The capability taxonomy answers *"can this silicon execute this dtype, and how
well?"* (`tensor_native` / `tensor_compat` / `cuda_core` / `unsupported`),
separately from whether a given **runtime** can realize the win. FP4 is the
clearest case: native on Blackwell sm_120, but its compute win is realized only
on a mature runtime (vLLM ≥ 0.22 / TensorRT-LLM) — on an immature one
(llama.cpp today) FP4 behaves like INT4 weight-only (ADR 016).

```python
from ratchet import RTX_5090_REFERENCE, deployment_path_for_tier

deployment_path_for_tier(RTX_5090_REFERENCE, "nvfp4", "fresh_compile")
# -> "native_fast"
deployment_path_for_tier(RTX_5090_REFERENCE, "nvfp4", "fresh_compile", "immature")
# -> "fp4_runtime_immature" (silicon is native, runtime can't realize the win)

# project_llm(model, hw, workload, fp4_runtime_maturity="immature")
# models an FP4 model as INT4 weight-only (prefill falls to the bf16 floor).
# Default is "mature" — non-breaking.
```

## Status

**v0.2.6** — current.
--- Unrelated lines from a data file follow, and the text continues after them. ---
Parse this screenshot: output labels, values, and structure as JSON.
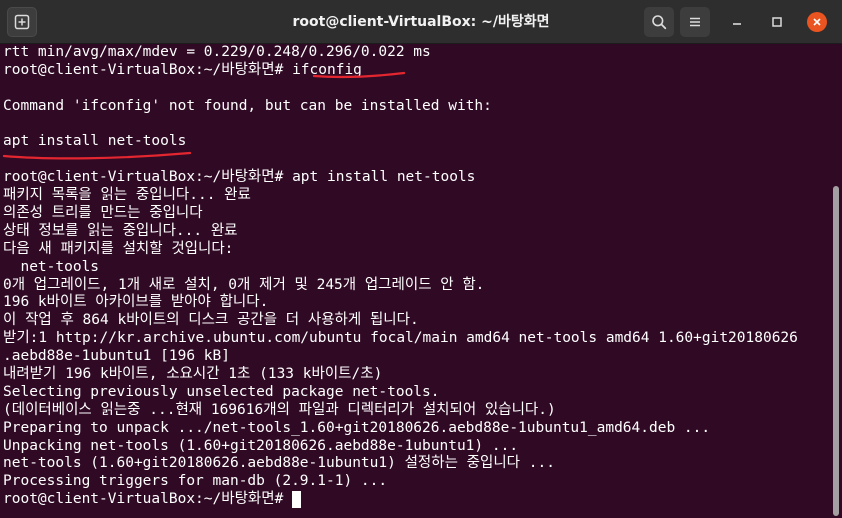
{
  "window": {
    "title": "root@client-VirtualBox: ~/바탕화면"
  },
  "colors": {
    "terminal_bg": "#300a24",
    "titlebar_bg": "#2e2e2e",
    "close_button": "#e95420",
    "annotation_underline": "#e3262f"
  },
  "icons": {
    "new_tab": "new-tab-icon",
    "search": "search-icon",
    "menu": "hamburger-menu-icon",
    "minimize": "minimize-icon",
    "maximize": "maximize-icon",
    "close": "close-icon"
  },
  "terminal": {
    "lines": [
      {
        "text": "rtt min/avg/max/mdev = 0.229/0.248/0.296/0.022 ms"
      },
      {
        "prompt": "root@client-VirtualBox:~/바탕화면# ",
        "command": "ifconfig"
      },
      {
        "text": ""
      },
      {
        "text": "Command 'ifconfig' not found, but can be installed with:"
      },
      {
        "text": ""
      },
      {
        "text": "apt install net-tools"
      },
      {
        "text": ""
      },
      {
        "prompt": "root@client-VirtualBox:~/바탕화면# ",
        "command": "apt install net-tools"
      },
      {
        "text": "패키지 목록을 읽는 중입니다... 완료"
      },
      {
        "text": "의존성 트리를 만드는 중입니다"
      },
      {
        "text": "상태 정보를 읽는 중입니다... 완료"
      },
      {
        "text": "다음 새 패키지를 설치할 것입니다:"
      },
      {
        "text": "  net-tools"
      },
      {
        "text": "0개 업그레이드, 1개 새로 설치, 0개 제거 및 245개 업그레이드 안 함."
      },
      {
        "text": "196 k바이트 아카이브를 받아야 합니다."
      },
      {
        "text": "이 작업 후 864 k바이트의 디스크 공간을 더 사용하게 됩니다."
      },
      {
        "text": "받기:1 http://kr.archive.ubuntu.com/ubuntu focal/main amd64 net-tools amd64 1.60+git20180626"
      },
      {
        "text": ".aebd88e-1ubuntu1 [196 kB]"
      },
      {
        "text": "내려받기 196 k바이트, 소요시간 1초 (133 k바이트/초)"
      },
      {
        "text": "Selecting previously unselected package net-tools."
      },
      {
        "text": "(데이터베이스 읽는중 ...현재 169616개의 파일과 디렉터리가 설치되어 있습니다.)"
      },
      {
        "text": "Preparing to unpack .../net-tools_1.60+git20180626.aebd88e-1ubuntu1_amd64.deb ..."
      },
      {
        "text": "Unpacking net-tools (1.60+git20180626.aebd88e-1ubuntu1) ..."
      },
      {
        "text": "net-tools (1.60+git20180626.aebd88e-1ubuntu1) 설정하는 중입니다 ..."
      },
      {
        "text": "Processing triggers for man-db (2.9.1-1) ..."
      },
      {
        "prompt": "root@client-VirtualBox:~/바탕화면# ",
        "command": "",
        "cursor": true
      }
    ]
  }
}
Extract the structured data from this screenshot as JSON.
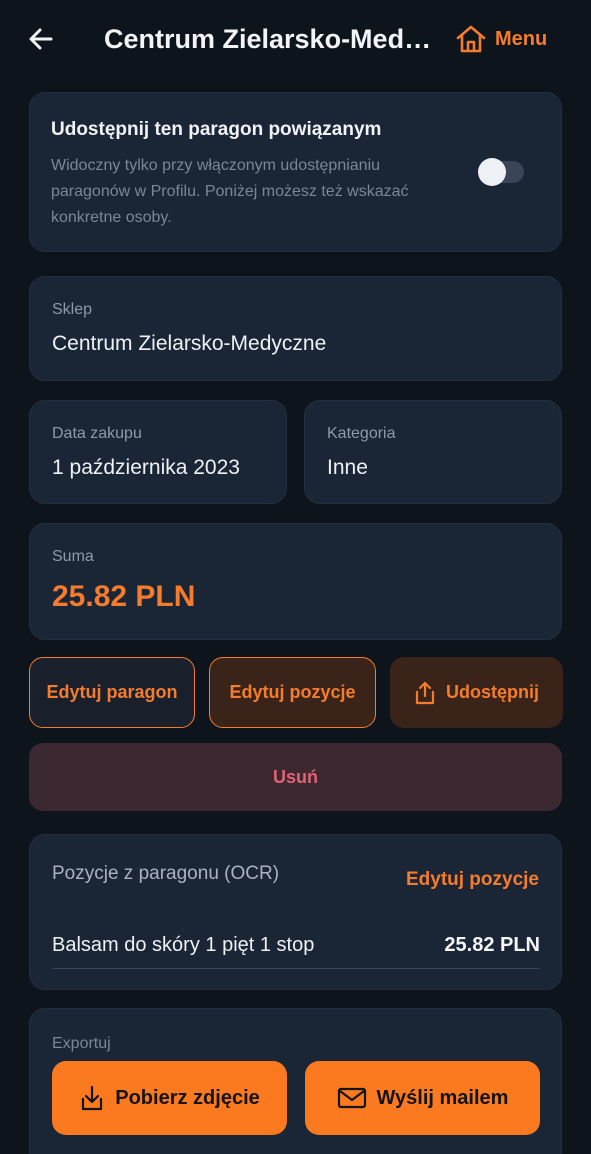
{
  "header": {
    "title": "Centrum Zielarsko-Medyczne",
    "menu_label": "Menu"
  },
  "share_card": {
    "title": "Udostępnij ten paragon powiązanym",
    "description": "Widoczny tylko przy włączonym udostępnianiu paragonów w Profilu. Poniżej możesz też wskazać konkretne osoby.",
    "toggle_on": false
  },
  "shop": {
    "label": "Sklep",
    "value": "Centrum Zielarsko-Medyczne"
  },
  "purchase_date": {
    "label": "Data zakupu",
    "value": "1 października 2023"
  },
  "category": {
    "label": "Kategoria",
    "value": "Inne"
  },
  "sum": {
    "label": "Suma",
    "value": "25.82 PLN"
  },
  "actions": {
    "edit_receipt": "Edytuj paragon",
    "edit_items": "Edytuj pozycje",
    "share": "Udostępnij",
    "delete": "Usuń"
  },
  "ocr": {
    "title": "Pozycje z paragonu (OCR)",
    "edit_link": "Edytuj pozycje",
    "items": [
      {
        "name": "Balsam do skóry 1 pięt 1 stop",
        "price": "25.82 PLN"
      }
    ]
  },
  "export": {
    "label": "Exportuj",
    "download_label": "Pobierz zdjęcie",
    "email_label": "Wyślij mailem"
  },
  "colors": {
    "accent": "#f47c2c",
    "background": "#0e141b",
    "card": "#1a2535",
    "danger_text": "#e36272",
    "primary_button": "#fb7a1f"
  }
}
Engine consumed by pinned versions across surfaces;
backward compatible with v0.1.0 (all prior imports still work). See
[`docs/decisions/`](docs/decisions) for the **16 ADRs** covering engine-level
design choices, and [`docs/design/`](docs/design) for the design specs.

Version history:

- **v0.2.0** — engine-consolidation release: absorbs the canonical tier
registry, capability taxonomy, projection API, anchor-secrets system, and LLM
catalog schema the ecosystem surfaces had evolved independently.
- **v0.2.1** — anchor-loader correction (Amendment 3): the real `npu_anchors.py`
contract is canonical, superseding the design-doc §9 sketch.
- **v0.2.2** — tier registry corrected to production silicon specs.
- **v0.2.3** — BW-scale the private anchor overlay on memory-upgrade clones.
- **v0.2.4** — correct NPU i.MX 95 TDP 8 → 10 W (Amendment 6).
- **v0.2.5** — NVFP4/MXFP4 (FP4) added as a first-class compute dtype, distinct
from weight-only INT4 (a memory format that dequantizes to bf16).
- **v0.2.6** — FP4's compute win is runtime-conditional (ADR 016): new
`fp4_runtime_maturity` projection axis, defaulting to `"mature"`.